Page:Montesquieu - Le Temple de Gnide, 1824.djvu/56

Le texte de cette page a été corrigé et est conforme au fac-similé.

Dans tout ce récit, vous ne trouverez rien que de très simple : mes aventures ne sont que les sentimens d’un cœur tendre, que mes plaisirs, que mes peines ; et, comme mon amour pour Camille fait le bonheur, il fait aussi toute l’histoire de ma vie.

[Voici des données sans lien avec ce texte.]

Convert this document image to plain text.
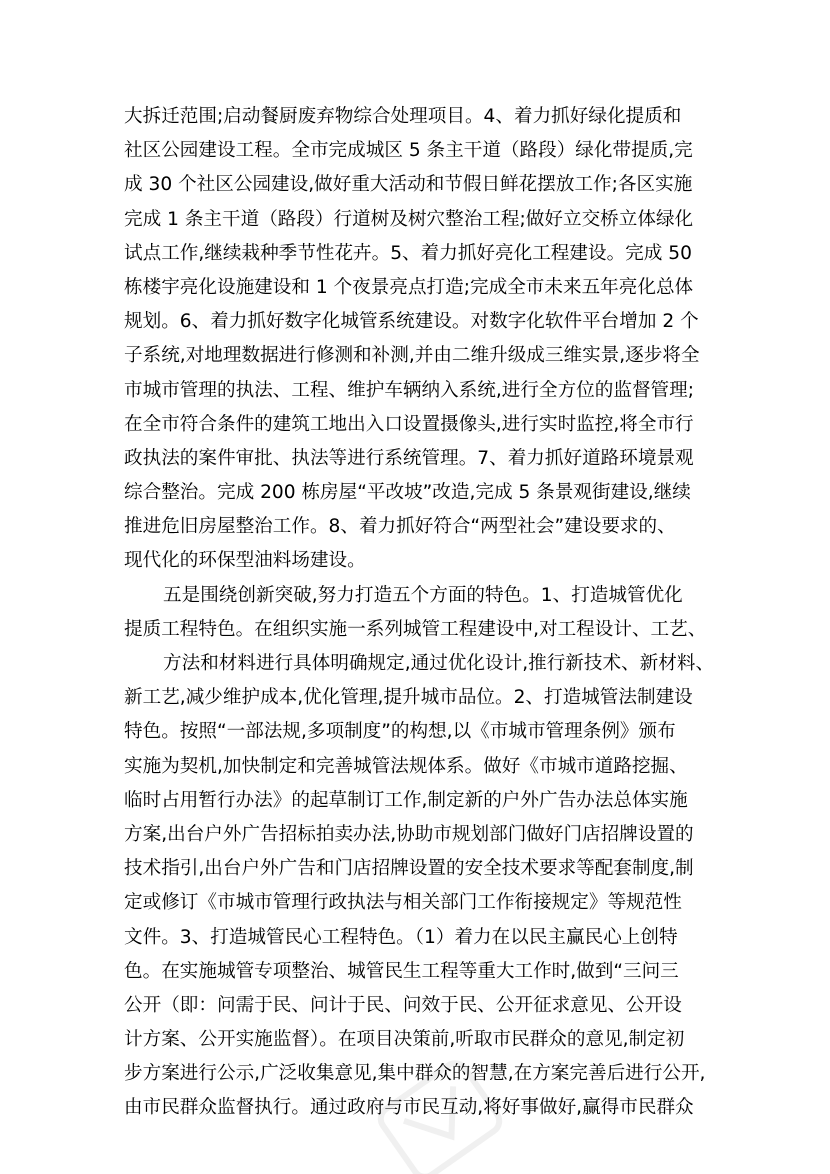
大拆迁范围;启动餐厨废弃物综合处理项目。4、着力抓好绿化提质和
社区公园建设工程。全市完成城区 5 条主干道（路段）绿化带提质,完
成 30 个社区公园建设,做好重大活动和节假日鲜花摆放工作;各区实施
完成 1 条主干道（路段）行道树及树穴整治工程;做好立交桥立体绿化
试点工作,继续栽种季节性花卉。5、着力抓好亮化工程建设。完成 50
栋楼宇亮化设施建设和 1 个夜景亮点打造;完成全市未来五年亮化总体
规划。6、着力抓好数字化城管系统建设。对数字化软件平台增加 2 个
子系统,对地理数据进行修测和补测,并由二维升级成三维实景,逐步将全
市城市管理的执法、工程、维护车辆纳入系统,进行全方位的监督管理;
在全市符合条件的建筑工地出入口设置摄像头,进行实时监控,将全市行
政执法的案件审批、执法等进行系统管理。7、着力抓好道路环境景观
综合整治。完成 200 栋房屋“平改坡”改造,完成 5 条景观街建设,继续
推进危旧房屋整治工作。8、着力抓好符合“两型社会”建设要求的、
现代化的环保型油料场建设。
五是围绕创新突破,努力打造五个方面的特色。1、打造城管优化
提质工程特色。在组织实施一系列城管工程建设中,对工程设计、工艺、
方法和材料进行具体明确规定,通过优化设计,推行新技术、新材料、
新工艺,减少维护成本,优化管理,提升城市品位。2、打造城管法制建设
特色。按照“一部法规,多项制度”的构想,以《市城市管理条例》颁布
实施为契机,加快制定和完善城管法规体系。做好《市城市道路挖掘、
临时占用暂行办法》的起草制订工作,制定新的户外广告办法总体实施
方案,出台户外广告招标拍卖办法,协助市规划部门做好门店招牌设置的
技术指引,出台户外广告和门店招牌设置的安全技术要求等配套制度,制
定或修订《市城市管理行政执法与相关部门工作衔接规定》等规范性
文件。3、打造城管民心工程特色。（1）着力在以民主赢民心上创特
色。在实施城管专项整治、城管民生工程等重大工作时,做到“三问三
公开（即：问需于民、问计于民、问效于民、公开征求意见、公开设
计方案、公开实施监督）。在项目决策前,听取市民群众的意见,制定初
步方案进行公示,广泛收集意见,集中群众的智慧,在方案完善后进行公开,
由市民群众监督执行。通过政府与市民互动,将好事做好,赢得市民群众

Camille est fille d’un des principaux habitans de Gnide. Elle est belle ; elle a une physionomie qui va se peindre dans tous les cœurs : les femmes qui font des souhaits demandent aux dieux les grâces de Camille ; les hommes qui la voient veulent la voir toujours, ou craignent de la voir encore.

Elle a une taille charmante, un air noble, mais modeste, des yeux vifs et tout prêts à être tendres, des traits faits exprès l’un pour l’autre, des charmes invisiblement assortis pour la tyrannie des cœurs.

Camille ne cherche point à se parer ; mais elle est mieux parée que les autres femmes.

Elle a un esprit que la nature refuse presque toujours aux belles. Elle se prête également au sérieux et à l’enjouement. Si vous voulez, elle pensera sensément ; si vous voulez, elle badinera comme les Grâces.

Plus on a d’esprit, plus on en trouve à Camille.